Par Pauline Odhiambo
La chanteuse béninoise Angélique Kidjo est devenue la première artiste africaine noire à recevoir une étoile sur le Hollywood Walk of Fame, recevant la 2 854e étoile sur Hollywood Boulevard à Los Angeles.
Âgée de 66 ans et quintuple lauréate des Grammy Awards, elle a passé des décennies à transformer les sons et les récits africains en une force mondiale.
Aujourd'hui, elle possède une étoile à la hauteur de son héritage.
Dans son discours d'acceptation mardi 18 août, Kidjo a déclaré :
« Nous, Africains, ne savons pas ce que nous avons donné au monde, ce que nous continuons de donner au monde ; sans nous, il n'y aurait pas de musique possible sur cette planète », … « Je suis peut-être la première, mais je suis convaincue que je ne serai pas la dernière. »
Née en 1960 au Bénin, Kidjo a commencé à se produire dans la troupe de théâtre de sa mère dès son enfance. Elle a fui en France en 1983 pour échapper à la répression politique, où elle s'est forgé un public international à Paris avant de s'installer finalement aux États-Unis.
« L'étoile de l'Afrique »
Au cours de sa carrière, elle a sorti 18 albums mêlant des sonorités traditionnelles d'Afrique de l'Ouest au jazz, au funk et à la pop mondiale, et a collaboré avec des artistes tels que Burna Boy, Alicia Keys et Peter Gabriel. Son premier Grammy lui a été décerné en 2008 ; elle compte depuis cinq victoires pour 16 nominations.
Quelques jours avant la cérémonie, Kidjo a réfléchi à la portée de cet honneur dans une interview pour le magazine OkayAfrica, déclarant : « Ce n'est pas seulement mon étoile, c'est notre étoile », insistant sur le fait que cette réussite appartenait à l'ensemble du continent.
Obtenir une étoile sur le Hollywood Walk of Fame n'est pas une mince affaire.
Toute personne — fans, studios ou managers — peut soumettre une candidature, à condition que le ou la candidat(e) donne son consentement formel.
Le processus de sélection est très compétitif : environ 200 dossiers sont reçus chaque année et seules 24 à 30 étoiles sont décernées annuellement.
Pour être éligibles, les candidats doivent justifier d'au moins cinq ans de réussite professionnelle dans leur domaine, faire preuve d'une reconnaissance internationale et démontrer un engagement philanthropique.
Une fois sélectionnés, un droit de parrainage de 85 000 $ est requis pour couvrir la création, l'installation et l'entretien à vie de l'étoile.
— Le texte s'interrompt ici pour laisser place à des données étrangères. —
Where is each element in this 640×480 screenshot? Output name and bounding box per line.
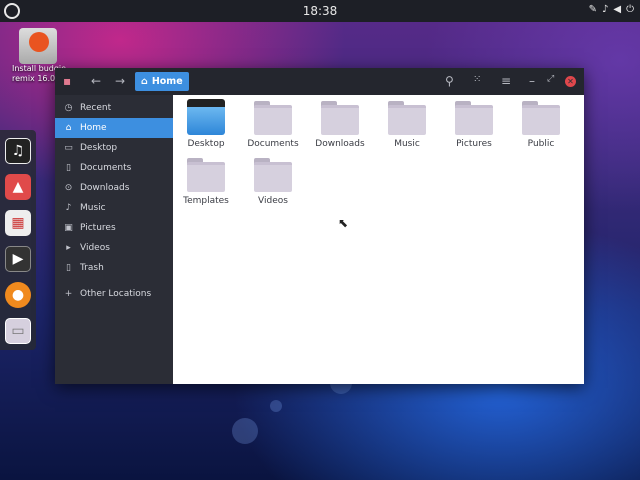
notification-icon[interactable]: ♪ xyxy=(602,4,608,15)
home-icon: ⌂ xyxy=(141,76,148,87)
document-icon: ▯ xyxy=(66,163,71,173)
sidebar-item-label: Recent xyxy=(80,103,112,113)
volume-icon[interactable]: ◀ xyxy=(613,4,621,15)
clock-icon: ◷ xyxy=(64,103,73,113)
maximize-icon[interactable]: ⤢ xyxy=(547,74,554,84)
folder-label: Templates xyxy=(183,196,229,206)
sidebar-item-label: Trash xyxy=(80,263,104,273)
folder-icon xyxy=(254,101,292,135)
sidebar-item-music[interactable]: ♪ Music xyxy=(55,198,173,218)
home-icon: ⌂ xyxy=(65,123,72,133)
mouse-cursor-icon: ⬉ xyxy=(338,216,349,230)
music-icon: ♪ xyxy=(65,203,72,213)
sidebar-item-home[interactable]: ⌂ Home xyxy=(55,118,173,138)
sidebar-item-label: Other Locations xyxy=(80,289,152,299)
folder-icon: ▪ xyxy=(63,74,72,88)
sidebar-item-desktop[interactable]: ▭ Desktop xyxy=(55,138,173,158)
desktop-folder-icon xyxy=(187,99,225,135)
sidebar-item-pictures[interactable]: ▣ Pictures xyxy=(55,218,173,238)
sidebar-item-label: Desktop xyxy=(80,143,118,153)
path-home-button[interactable]: ⌂ Home xyxy=(135,72,189,91)
sidebar-item-label: Pictures xyxy=(80,223,116,233)
folder-pictures[interactable]: Pictures xyxy=(441,101,507,149)
bokeh-decoration xyxy=(232,418,258,444)
sidebar-item-label: Home xyxy=(80,123,107,133)
video-player-icon[interactable]: ▶ xyxy=(5,246,31,272)
firefox-icon[interactable]: ● xyxy=(5,282,31,308)
folder-label: Desktop xyxy=(187,139,225,149)
menu-icon[interactable]: ≡ xyxy=(501,74,511,88)
clock[interactable]: 18:38 xyxy=(303,4,338,18)
folder-icon xyxy=(388,101,426,135)
titlebar: ▪ ← → ⌂ Home ⚲ ⁙ ≡ – ⤢ ✕ xyxy=(55,68,584,95)
folder-desktop[interactable]: Desktop xyxy=(173,99,239,149)
folder-icon xyxy=(187,158,225,192)
app-menu-button[interactable] xyxy=(4,3,20,19)
folder-label: Downloads xyxy=(315,139,365,149)
sidebar-item-label: Downloads xyxy=(80,183,130,193)
folder-label: Documents xyxy=(247,139,299,149)
sidebar: ◷ Recent ⌂ Home ▭ Desktop ▯ Documents ⊙ Downl… xyxy=(55,95,173,384)
pin-icon[interactable]: ✎ xyxy=(589,4,597,15)
trash-icon: ▯ xyxy=(66,263,71,273)
forward-arrow-icon[interactable]: → xyxy=(115,74,125,88)
calendar-icon[interactable]: ▦ xyxy=(5,210,31,236)
folder-label: Public xyxy=(527,139,555,149)
folder-label: Music xyxy=(394,139,420,149)
folder-music[interactable]: Music xyxy=(374,101,440,149)
file-view: Desktop Documents Downloads Music Pictur… xyxy=(173,95,584,384)
sidebar-item-documents[interactable]: ▯ Documents xyxy=(55,158,173,178)
dock: ♫ ▲ ▦ ▶ ● ▭ xyxy=(0,130,36,350)
back-arrow-icon[interactable]: ← xyxy=(91,74,101,88)
grid-view-icon[interactable]: ⁙ xyxy=(473,74,481,85)
folder-downloads[interactable]: Downloads xyxy=(307,101,373,149)
minimize-icon[interactable]: – xyxy=(529,74,535,88)
videos-icon: ▸ xyxy=(66,243,71,253)
folder-label: Videos xyxy=(258,196,288,206)
plus-icon: + xyxy=(64,289,73,299)
search-icon[interactable]: ⚲ xyxy=(445,74,454,88)
pictures-icon: ▣ xyxy=(64,223,73,233)
image-viewer-icon[interactable]: ▲ xyxy=(5,174,31,200)
power-icon[interactable]: ⏻ xyxy=(626,4,634,15)
bokeh-decoration xyxy=(270,400,282,412)
sidebar-item-label: Documents xyxy=(80,163,132,173)
installer-icon xyxy=(19,28,57,64)
sidebar-item-downloads[interactable]: ⊙ Downloads xyxy=(55,178,173,198)
folder-documents[interactable]: Documents xyxy=(240,101,306,149)
folder-public[interactable]: Public xyxy=(508,101,574,149)
sidebar-item-label: Music xyxy=(80,203,106,213)
music-app-icon[interactable]: ♫ xyxy=(5,138,31,164)
top-panel: 18:38 ✎ ♪ ◀ ⏻ xyxy=(0,0,640,22)
sidebar-item-recent[interactable]: ◷ Recent xyxy=(55,98,173,118)
download-icon: ⊙ xyxy=(64,183,73,193)
desktop-icon: ▭ xyxy=(64,143,73,153)
file-manager-window: ▪ ← → ⌂ Home ⚲ ⁙ ≡ – ⤢ ✕ ◷ Recent ⌂ Home ▭… xyxy=(55,68,584,384)
sidebar-item-label: Videos xyxy=(80,243,110,253)
sidebar-item-videos[interactable]: ▸ Videos xyxy=(55,238,173,258)
sidebar-item-other-locations[interactable]: + Other Locations xyxy=(55,284,173,304)
folder-videos[interactable]: Videos xyxy=(240,158,306,206)
folder-icon xyxy=(321,101,359,135)
files-icon[interactable]: ▭ xyxy=(5,318,31,344)
sidebar-item-trash[interactable]: ▯ Trash xyxy=(55,258,173,278)
folder-label: Pictures xyxy=(456,139,492,149)
folder-icon xyxy=(254,158,292,192)
folder-templates[interactable]: Templates xyxy=(173,158,239,206)
folder-icon xyxy=(522,101,560,135)
folder-icon xyxy=(455,101,493,135)
path-label: Home xyxy=(151,76,183,87)
system-tray: ✎ ♪ ◀ ⏻ xyxy=(589,4,634,15)
close-button[interactable]: ✕ xyxy=(565,76,576,87)
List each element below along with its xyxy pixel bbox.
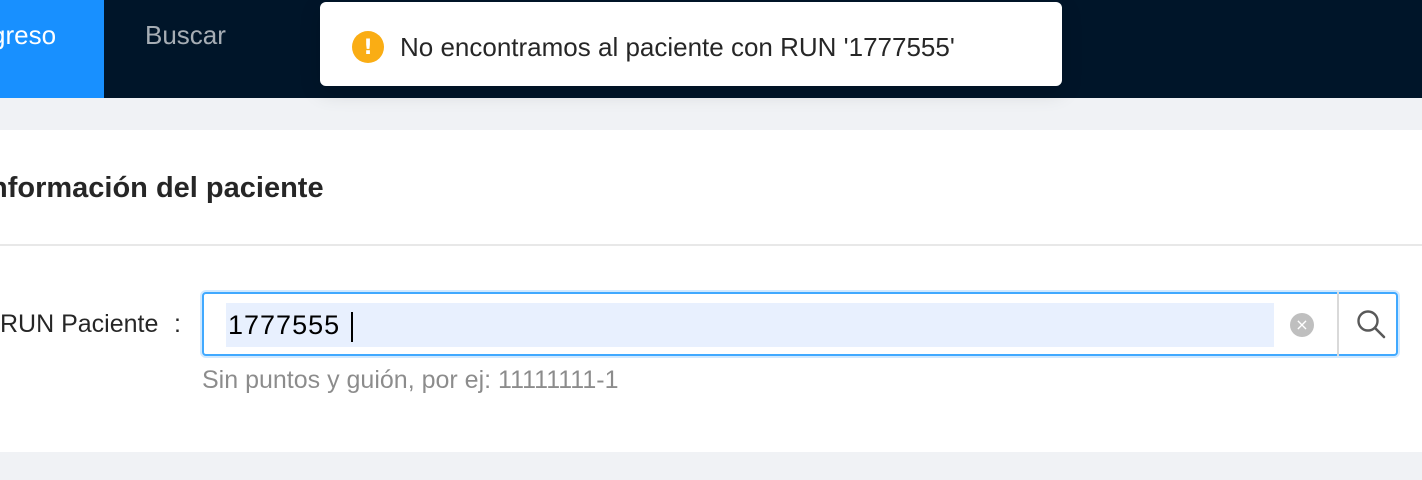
run-input[interactable]: [226, 303, 1274, 347]
exclamation-circle-icon: !: [352, 31, 384, 63]
run-search-box: ×: [202, 292, 1398, 356]
run-field-label: RUN Paciente: [0, 310, 159, 338]
nav-item-buscar[interactable]: Buscar: [145, 0, 226, 98]
patient-info-card: nformación del paciente RUN Paciente : ×…: [0, 130, 1422, 452]
search-button[interactable]: [1337, 292, 1400, 356]
search-icon: [1357, 310, 1386, 339]
notification-message: No encontramos al paciente con RUN '1777…: [400, 32, 955, 62]
run-field-hint: Sin puntos y guión, por ej: 11111111-1: [202, 366, 619, 394]
card-title: nformación del paciente: [0, 172, 324, 204]
nav-item-ingreso[interactable]: greso: [0, 0, 104, 98]
card-divider: [0, 244, 1422, 246]
text-cursor: [351, 312, 353, 342]
nav-item-label: greso: [0, 20, 57, 50]
warning-notification: ! No encontramos al paciente con RUN '17…: [320, 2, 1062, 86]
nav-item-label: Buscar: [145, 20, 226, 50]
close-circle-icon[interactable]: ×: [1290, 313, 1314, 337]
run-field-colon: :: [174, 310, 181, 338]
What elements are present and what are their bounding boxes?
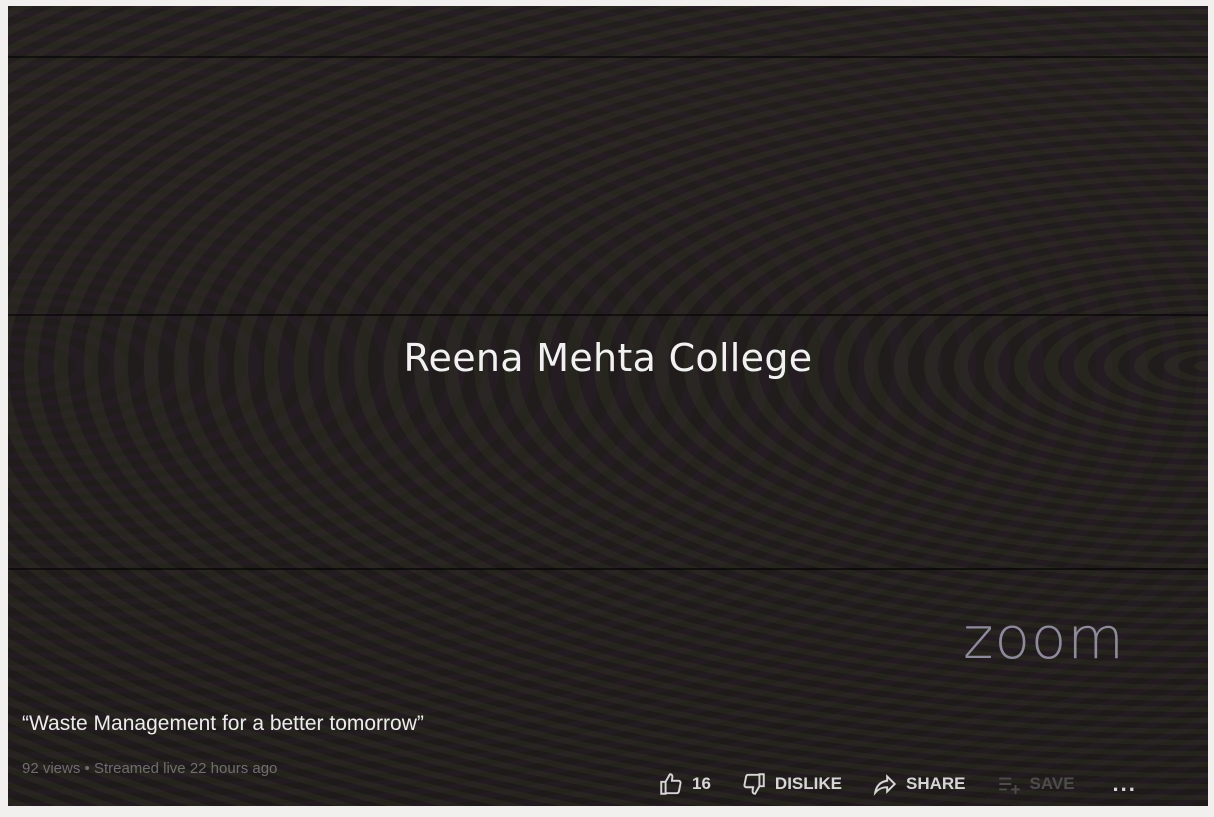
add-to-playlist-icon (998, 777, 1020, 794)
thumbs-down-icon (743, 773, 765, 795)
share-icon (873, 774, 897, 796)
save-label: SAVE (1029, 774, 1075, 793)
like-count: 16 (692, 774, 711, 793)
video-frame (8, 6, 1208, 806)
more-options-button[interactable]: ... (1113, 771, 1137, 797)
save-button[interactable]: SAVE (996, 771, 1075, 797)
dislike-label: DISLIKE (774, 774, 842, 793)
like-button[interactable]: 16 (658, 771, 711, 797)
scanline (8, 314, 1208, 316)
share-button[interactable]: SHARE (872, 771, 966, 797)
video-meta: 92 views • Streamed live 22 hours ago (22, 760, 278, 777)
video-title: “Waste Management for a better tomorrow” (22, 712, 424, 735)
scanline (8, 56, 1208, 58)
scanline (8, 568, 1208, 570)
share-label: SHARE (905, 774, 966, 793)
dislike-button[interactable]: DISLIKE (741, 771, 842, 797)
video-overlay-title: Reena Mehta College (403, 336, 813, 380)
zoom-logo: zoom (963, 604, 1125, 672)
thumbs-up-icon (660, 773, 682, 795)
video-player[interactable]: Reena Mehta College zoom “Waste Manageme… (8, 6, 1208, 806)
action-bar: 16 DISLIKE SHARE SAVE ... (658, 766, 1137, 802)
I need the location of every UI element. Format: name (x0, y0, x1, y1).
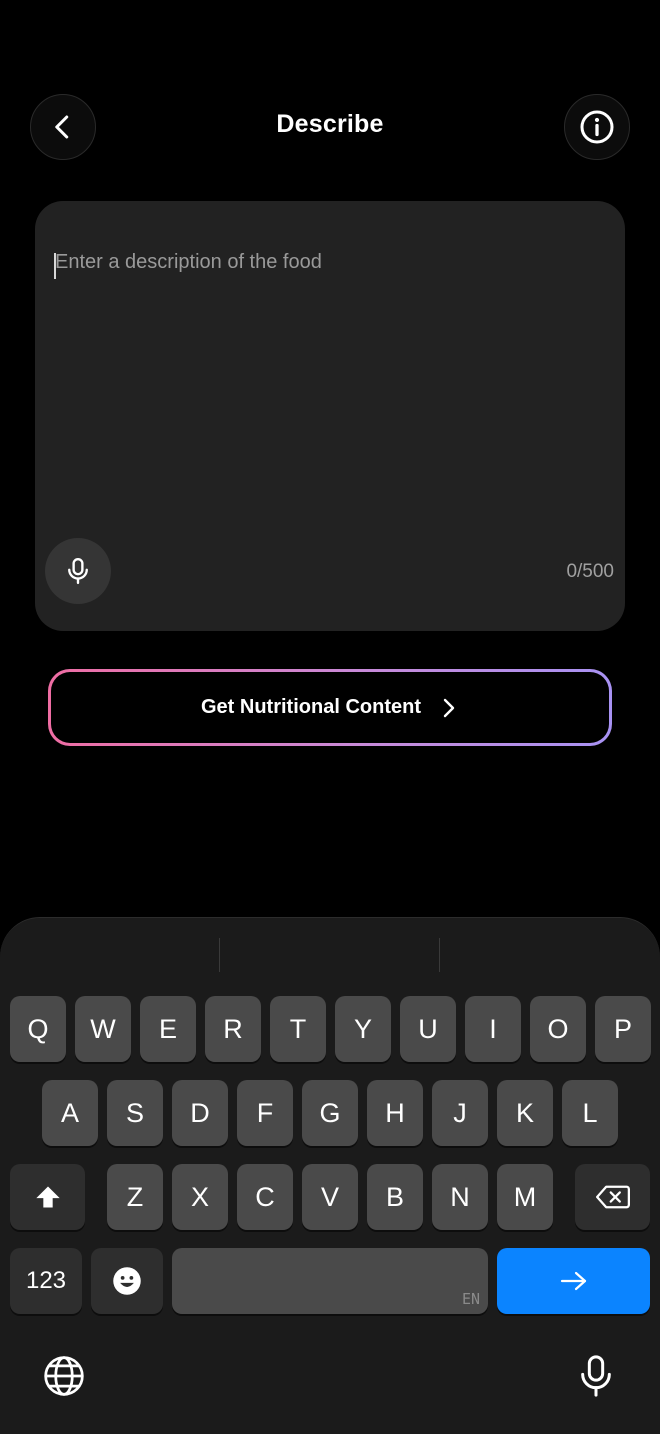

Les récipiendaires ne peuvent pas choisir l'emplacement de leur étoile et disposent de deux ans pour programmer leur cérémonie.
Repères musicaux
L'accomplissement de Kidjo s'ajoute à une série de premières historiques pour des artistes africains dans la musique grand public.
En 1966, la légende sud-africaine Miriam Makeba est devenue la première artiste africaine à remporter un Grammy Award. Le pionnier nigérian de l'afrobeat, Fela Kuti, a été honoré à titre posthume par un Grammy Lifetime Achievement Award et une induction au Rock & Roll Hall of Fame.
En 2022, le DJ et producteur sud-africain Black Coffee a marqué l'histoire en devenant le premier Africain à remporter le Grammy du meilleur album dance/électronique. La chanteuse sud-africaine Tyla a été la première lauréate de la nouvelle catégorie Best African Music Performance en 2024. Plus récemment, au début de 2026, la superstar nigériane Wizkid est devenue le premier artiste africain à dépasser les 10 milliards de streams sur Spotify.
Malgré ces jalons, beaucoup estiment que les artistes africains restent marginalisés par les institutions. L'étoile d'Angélique Kidjo sur le Hollywood Walk of Fame se présente à la fois comme une célébration et comme un rappel : les artistes africains redéfinissent la musique mondiale, mais la reconnaissance institutionnelle a encore du chemin à parcourir.